Непонятый и обиженный Ваня упал головой на стол и пьяно заплакал…

И посетила за эти полтора дня дедов дом почти вся деревня! Даже Ленкин муж-мелиоратор — и тот пришел!

Я никогда не думал, как встречусь с ним, о чем говорить буду. Не думал, но и не удивился визиту своего разлучника: пришел, и ладно! Чего уж!.. Все приходят сегодня!

Он был какой-то чистенький и хилый, жидкие агатовые волосенки на его узколобой голове были аккуратненько прилизаны. Перво-наперво он подошел ко мне и назвался Евгением. Я видел, как у него нервно дрожали тонкие крылышки хрящеватого носа и как самодовольно поджата, тоже тонкая, нижняя губа. Он отказался было пить, но на него насели гостеприимные гости, и Евгений все-таки выпил. Потом еще раз, а потом до тех пор, пока эта самая самолюбивая нижняя губа не отвисла, пока он не засуетился вдруг не в меру, не подсел ко мне и не предложил крепкую мужскую дружбу. Я не возражал: как говорят, «былое поросло быльем», а этот Евгений, может, вовсе неплохой малый. Ведь полюбила ж его Ленка-то!

Потом он плясал вместе со всеми, обнимал Прохора и что-то шептал ему — тот заходился в смехе и орал: «Точна-а-а!»

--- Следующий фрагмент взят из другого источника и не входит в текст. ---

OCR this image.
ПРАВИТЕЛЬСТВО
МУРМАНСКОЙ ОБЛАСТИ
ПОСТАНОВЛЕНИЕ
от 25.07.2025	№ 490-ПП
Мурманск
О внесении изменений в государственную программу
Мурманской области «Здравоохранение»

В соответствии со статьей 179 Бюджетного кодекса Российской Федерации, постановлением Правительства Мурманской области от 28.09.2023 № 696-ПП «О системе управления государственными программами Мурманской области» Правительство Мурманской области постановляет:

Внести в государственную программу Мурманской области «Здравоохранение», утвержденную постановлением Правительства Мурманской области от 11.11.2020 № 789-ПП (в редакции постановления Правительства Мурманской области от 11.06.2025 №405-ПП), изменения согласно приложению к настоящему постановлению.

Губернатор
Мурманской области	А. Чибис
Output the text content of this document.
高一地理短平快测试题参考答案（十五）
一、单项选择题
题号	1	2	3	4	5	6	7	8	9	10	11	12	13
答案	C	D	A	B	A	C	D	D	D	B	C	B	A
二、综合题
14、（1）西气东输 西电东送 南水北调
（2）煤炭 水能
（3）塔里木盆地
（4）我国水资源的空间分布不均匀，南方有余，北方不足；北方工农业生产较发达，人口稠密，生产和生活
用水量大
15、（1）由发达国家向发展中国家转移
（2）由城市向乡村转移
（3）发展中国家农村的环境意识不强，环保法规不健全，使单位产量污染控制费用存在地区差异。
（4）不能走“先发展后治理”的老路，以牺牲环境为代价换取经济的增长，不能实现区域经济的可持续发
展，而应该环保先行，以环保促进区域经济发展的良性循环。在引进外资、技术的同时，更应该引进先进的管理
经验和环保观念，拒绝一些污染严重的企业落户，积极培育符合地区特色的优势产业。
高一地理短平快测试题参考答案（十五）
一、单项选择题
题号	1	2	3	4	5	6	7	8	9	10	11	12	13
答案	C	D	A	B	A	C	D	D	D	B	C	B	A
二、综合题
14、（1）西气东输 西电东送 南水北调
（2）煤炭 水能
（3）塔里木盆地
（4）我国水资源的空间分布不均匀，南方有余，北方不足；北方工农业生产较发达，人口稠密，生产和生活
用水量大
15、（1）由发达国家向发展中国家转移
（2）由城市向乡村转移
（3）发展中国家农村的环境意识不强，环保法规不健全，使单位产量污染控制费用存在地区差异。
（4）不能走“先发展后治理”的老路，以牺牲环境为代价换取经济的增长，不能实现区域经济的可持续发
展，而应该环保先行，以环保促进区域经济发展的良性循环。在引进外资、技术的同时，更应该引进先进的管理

Наконец. Евгений подсел ко мне и заверил, что уже успел полюбить меня. Добавил к тому ж, что такому «орлу», как я, не жить в этой дыре.

— …Ведь не жить, а?

— Может, и не жить…

— Я и говорю! Я сразу по твоим глазам заметил, что ты умный парень, не продешевишь!.. А насчет дома — не волнуйся! Хочешь, я куплю его у тебя? Не обижу! Хочешь?

— Зачем же тебе дом-то второй?

— А продал бы?

— Как пить дать!

Тогда Евгений похлопал меня по плечу, прижался мокрыми губами к моему уху и доверительно зашептал:

— За цену не думай! Я подороже других дам!.. А домишко твой мне дозарезу на баньку нужен! С лесом сейчас, сам знаешь…

«Так вот зачем ты пожаловал?! Любовь… Дружба… Нужны они тебе, как собаке пятая нога!..»

Мне страшно захотелось стукнуть его. И уж ничем я не мог подавить в себе это желание, но в подсознании мелькнуло: «Убью же!»

Тогда я сгреб его за шиворот, почти вынес в сени и проводил с порога легким пинком. Евгений, как танцор в «ползунке», описал крутую дугу, но на ногах устоял и, уткнувшись лбом в забор, быстро выпрямился и дал стрекача…

На этом и кончилось мое вынужденное веселье. Вернувшись в дом, я как-то по-другому ощутил весь этот пьяный галдеж, мне захотелось остаться одному, и когда Прохор подлетел ко мне со стаканом, я отвел его руку:

— Баста, Прохор Семеныч! Спасибо за компанию и… гостям скажи то же самое…

Прохор вообще, кажется, не хмелел, и минут через десять горница опустела.

«Баньку ему!.. Баньку… Теперь десятой дорогой небось обходить меня будешь!..»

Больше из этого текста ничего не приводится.